I calciatori sono una risorsa per i direttori creativi Chiamatela ancora una volta Calcio Fashion Week

Rassegnatevi. Se siete tra coloro che ancora credono che i calciatori debbano interessarsi solo ed esclusivamente al calcio, che qualsiasi altra passione toglie tempo ed energie all’unica cosa che conta davvero, il vostro tempo è finito. Le ultime edizioni della Milano Fashion Week e della Paris Fashion Week hanno confermato un trend: i calciatori non sono solo appassionati di moda, vogliono (e possono) esserne protagonisti. Rafa Leao che sfila per PDF a Milano e Mario Balotelli che conquista Parigi nell'ultimo fashion show di KidSuper sono gli ultimi esempi di come calcio e fashion siano diventati due mondi connessi l’uno con l’altro. Lo abbiamo visto in campo ovviamente, con brand sempre più concentrati sull’idea di creare una maglia da gioco che possa trasformarsi in un capo per tutte le occasioni. Lo abbiamo visto anche fuori dal campo, con le linee dei formal wear disegnate per restituire un tocco di stile ed eleganza nei momenti ufficiali. 

I calciatori in passerella 

Quello a cui stiamo assistendo ora è la fase successiva, il passaggio in cui è il calcio a fare invasione di campo. E non solo nella misura in cui le connessioni con i vari brand permettono di avere un posto in prima fila alle sfilate, come nel caso di Joules Koundé presente agli show di Dior, Willy Chavarria e JACQUEMUS solo per citare ancora l’ultima edizione della Paris Fashion Week. C’è proprio la volontà di recitare un ruolo da protagonista, di uscire dall’immagine che è stata cucita addosso per dare sfogo alla parte più eclettica della propria personalità. I calciatori non hanno più voglia di essere solo dei calciatori. Non solo nella misura in cui li immaginiamo casa-centro di allenamento. C’è proprio la voglia di andare oltre anche la percezione del personaggio famoso che però senza un pallone tra i piedi non ha nulla da raccontare. In aggiunta, non è nemmeno un discorso di emancipazione. C’è un’intera generazione di calciatori che non bada troppo alle possibili ripercussioni delle proprie attività extra-campo, lo fanno perché è una conseguenza naturale del proprio carattere e non pensano minimamente che possa influire sulle proprie prestazioni in campo.

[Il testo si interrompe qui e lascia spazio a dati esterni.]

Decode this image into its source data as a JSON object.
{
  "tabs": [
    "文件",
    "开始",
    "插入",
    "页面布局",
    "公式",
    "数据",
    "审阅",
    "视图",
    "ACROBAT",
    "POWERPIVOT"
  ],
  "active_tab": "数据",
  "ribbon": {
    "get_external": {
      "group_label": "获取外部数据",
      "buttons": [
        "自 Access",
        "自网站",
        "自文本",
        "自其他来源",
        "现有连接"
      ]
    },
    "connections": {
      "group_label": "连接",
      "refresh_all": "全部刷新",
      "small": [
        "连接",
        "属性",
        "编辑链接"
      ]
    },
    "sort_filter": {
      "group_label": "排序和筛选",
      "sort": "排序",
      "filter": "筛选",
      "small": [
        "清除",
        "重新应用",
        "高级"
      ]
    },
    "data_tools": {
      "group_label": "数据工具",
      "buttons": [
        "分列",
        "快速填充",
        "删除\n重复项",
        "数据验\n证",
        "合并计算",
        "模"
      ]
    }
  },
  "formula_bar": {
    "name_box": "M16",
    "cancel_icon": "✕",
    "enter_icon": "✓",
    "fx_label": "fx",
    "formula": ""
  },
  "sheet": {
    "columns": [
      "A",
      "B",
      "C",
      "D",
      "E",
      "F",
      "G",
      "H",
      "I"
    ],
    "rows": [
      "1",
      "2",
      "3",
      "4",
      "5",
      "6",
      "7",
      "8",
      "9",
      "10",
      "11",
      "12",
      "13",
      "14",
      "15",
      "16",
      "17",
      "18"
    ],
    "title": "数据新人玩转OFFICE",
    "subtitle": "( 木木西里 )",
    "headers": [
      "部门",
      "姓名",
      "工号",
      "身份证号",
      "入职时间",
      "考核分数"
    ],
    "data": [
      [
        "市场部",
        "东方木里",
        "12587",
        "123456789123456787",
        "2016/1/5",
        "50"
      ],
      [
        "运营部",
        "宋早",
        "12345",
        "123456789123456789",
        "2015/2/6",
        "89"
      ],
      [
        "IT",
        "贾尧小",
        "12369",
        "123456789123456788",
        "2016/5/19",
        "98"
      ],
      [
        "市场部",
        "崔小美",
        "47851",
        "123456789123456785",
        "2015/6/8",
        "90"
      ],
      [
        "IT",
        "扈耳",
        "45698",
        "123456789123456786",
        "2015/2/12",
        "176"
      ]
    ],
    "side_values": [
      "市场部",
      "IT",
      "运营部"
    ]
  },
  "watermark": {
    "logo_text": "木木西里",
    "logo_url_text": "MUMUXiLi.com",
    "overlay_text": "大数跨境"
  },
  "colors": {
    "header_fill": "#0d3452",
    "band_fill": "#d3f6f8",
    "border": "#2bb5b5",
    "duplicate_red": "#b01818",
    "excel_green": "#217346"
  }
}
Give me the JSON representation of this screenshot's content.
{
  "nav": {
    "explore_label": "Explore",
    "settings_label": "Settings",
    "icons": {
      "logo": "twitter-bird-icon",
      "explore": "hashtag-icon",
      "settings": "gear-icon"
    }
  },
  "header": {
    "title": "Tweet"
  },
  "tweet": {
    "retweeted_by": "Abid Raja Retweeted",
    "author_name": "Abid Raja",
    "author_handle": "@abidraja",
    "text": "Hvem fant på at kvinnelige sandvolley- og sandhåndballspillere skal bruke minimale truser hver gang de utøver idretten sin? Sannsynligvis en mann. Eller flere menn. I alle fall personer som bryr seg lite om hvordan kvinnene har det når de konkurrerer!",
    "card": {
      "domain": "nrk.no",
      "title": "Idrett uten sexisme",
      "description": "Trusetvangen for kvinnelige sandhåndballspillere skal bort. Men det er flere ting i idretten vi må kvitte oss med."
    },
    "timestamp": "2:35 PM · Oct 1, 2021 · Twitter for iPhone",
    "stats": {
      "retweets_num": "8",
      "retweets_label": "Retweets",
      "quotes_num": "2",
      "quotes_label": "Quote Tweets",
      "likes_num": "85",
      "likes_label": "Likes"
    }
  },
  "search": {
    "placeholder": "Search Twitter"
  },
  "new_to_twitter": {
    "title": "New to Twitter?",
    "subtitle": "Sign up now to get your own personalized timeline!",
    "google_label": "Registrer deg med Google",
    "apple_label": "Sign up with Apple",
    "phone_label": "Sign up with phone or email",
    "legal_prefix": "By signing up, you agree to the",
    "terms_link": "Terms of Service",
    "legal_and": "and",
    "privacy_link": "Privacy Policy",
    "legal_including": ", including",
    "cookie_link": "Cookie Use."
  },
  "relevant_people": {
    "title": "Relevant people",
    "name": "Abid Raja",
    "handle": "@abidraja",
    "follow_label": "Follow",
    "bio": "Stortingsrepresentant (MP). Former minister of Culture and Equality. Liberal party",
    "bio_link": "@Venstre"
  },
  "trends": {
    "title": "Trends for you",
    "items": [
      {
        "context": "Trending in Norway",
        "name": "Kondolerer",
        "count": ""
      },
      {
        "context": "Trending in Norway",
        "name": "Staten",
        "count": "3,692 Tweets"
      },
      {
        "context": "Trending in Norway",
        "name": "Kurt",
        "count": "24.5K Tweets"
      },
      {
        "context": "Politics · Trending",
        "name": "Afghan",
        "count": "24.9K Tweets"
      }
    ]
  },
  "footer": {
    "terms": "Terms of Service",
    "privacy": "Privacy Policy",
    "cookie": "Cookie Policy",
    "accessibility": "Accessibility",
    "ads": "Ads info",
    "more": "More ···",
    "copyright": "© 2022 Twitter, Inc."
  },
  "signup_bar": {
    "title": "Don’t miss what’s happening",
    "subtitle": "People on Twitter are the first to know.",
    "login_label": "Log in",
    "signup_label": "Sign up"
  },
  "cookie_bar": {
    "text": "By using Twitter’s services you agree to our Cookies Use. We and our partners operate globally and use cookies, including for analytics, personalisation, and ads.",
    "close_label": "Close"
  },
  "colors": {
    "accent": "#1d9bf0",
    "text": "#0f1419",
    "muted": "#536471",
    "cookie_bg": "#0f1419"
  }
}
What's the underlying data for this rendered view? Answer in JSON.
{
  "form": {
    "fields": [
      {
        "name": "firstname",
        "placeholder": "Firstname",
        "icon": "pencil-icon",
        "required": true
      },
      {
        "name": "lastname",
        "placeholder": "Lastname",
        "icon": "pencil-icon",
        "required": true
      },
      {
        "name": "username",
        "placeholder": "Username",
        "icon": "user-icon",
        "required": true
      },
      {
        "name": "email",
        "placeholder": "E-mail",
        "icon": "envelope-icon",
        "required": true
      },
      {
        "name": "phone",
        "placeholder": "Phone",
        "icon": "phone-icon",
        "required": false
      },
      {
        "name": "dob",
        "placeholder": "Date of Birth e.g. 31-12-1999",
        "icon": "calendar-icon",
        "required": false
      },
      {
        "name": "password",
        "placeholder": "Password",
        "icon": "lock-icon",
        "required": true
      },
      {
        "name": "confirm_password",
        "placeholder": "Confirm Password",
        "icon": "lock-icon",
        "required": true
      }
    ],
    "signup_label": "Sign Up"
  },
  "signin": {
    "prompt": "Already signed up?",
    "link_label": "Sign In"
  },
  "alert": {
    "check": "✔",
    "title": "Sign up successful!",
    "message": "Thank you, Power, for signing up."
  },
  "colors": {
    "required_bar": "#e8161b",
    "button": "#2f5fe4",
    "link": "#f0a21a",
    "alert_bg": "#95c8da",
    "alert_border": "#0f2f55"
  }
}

Non è nemmeno solo una questione di volontà. È anche una necessità. Qualsiasi sportivo professionista in questo momento storico deve sapersi creare un’immagine che vada oltre lo sport così da poter diventare un’attrazione per i brand. Poi certo, è possibile che nel caso di Leao e Balotelli (come anche in quello di Joe Willock che ha sfilato per 424 e Miles Lewis-Skelly che lo ha fatto per Wales Bonner) sfilare in passerella abbia rappresentato più il divertimento di una sera che un passaggio mediatico per sviluppare una carriera parallela al campo. Il punto è un altro: il calcio non può più essere considerato solo uno sport, con tutte le false convinzioni che lo circondano. È l’insieme di tanti aspetti commerciali e il fashion è uno di questi, per cui per i calciatori è naturale esserne attratti.

I calciatori sono una risorsa per i direttori creativi, non viceversa

C’è anche – e soprattutto – un altro lato della medaglia che merita di essere esplorato: un punto di vista che rappresenta forse la vera novità da mettere a fuoco, ovvero il fatto che i calciatori stanno piano piano diventando una risorsa – per non dire una speranza – per i direttori creativi.

Intendiamoci: per un direttore creativo, il momento della sfilata diventa davvero utile solo se sfruttato a 360 gradi. Si tratta di un momento breve, della durata di circa dieci minuti, in cui si deve cercare di convincere il pubblico con tutti i mezzi a disposizione. Esprimere la gioia dell’inclusione, o semplicemente quella di creare scalpore o ilarità, è una delle strade percorribili. Includere i calciatori – siano essi vecchie glorie o talenti contemporanei – rientra in quella categoria; oltre a risultare una chance per avvicinare vecchie e nuove generazioni alla moda, attraverso l’inclusione dei propri idoli.

Ma è anche vero che, far sfilare i calciatori è anche un modo per restituire loro qualcosa che, da atleti, non hanno mai davvero avuto. Pensiamo alle critiche rivolte a Balotelli per aver indossato un Carrera, un crocifisso o qualche accessorio ritenuto troppo sfarzoso ai tempi dell’Inter. Beh, riconquistare la libertà di espressione su una passerella, grazie all’intervento di un direttore creativo che crede in te e nella voglia di esprimersi dei calciatori, è un aspetto purissimo nella sua essenza e da non sottovalutare.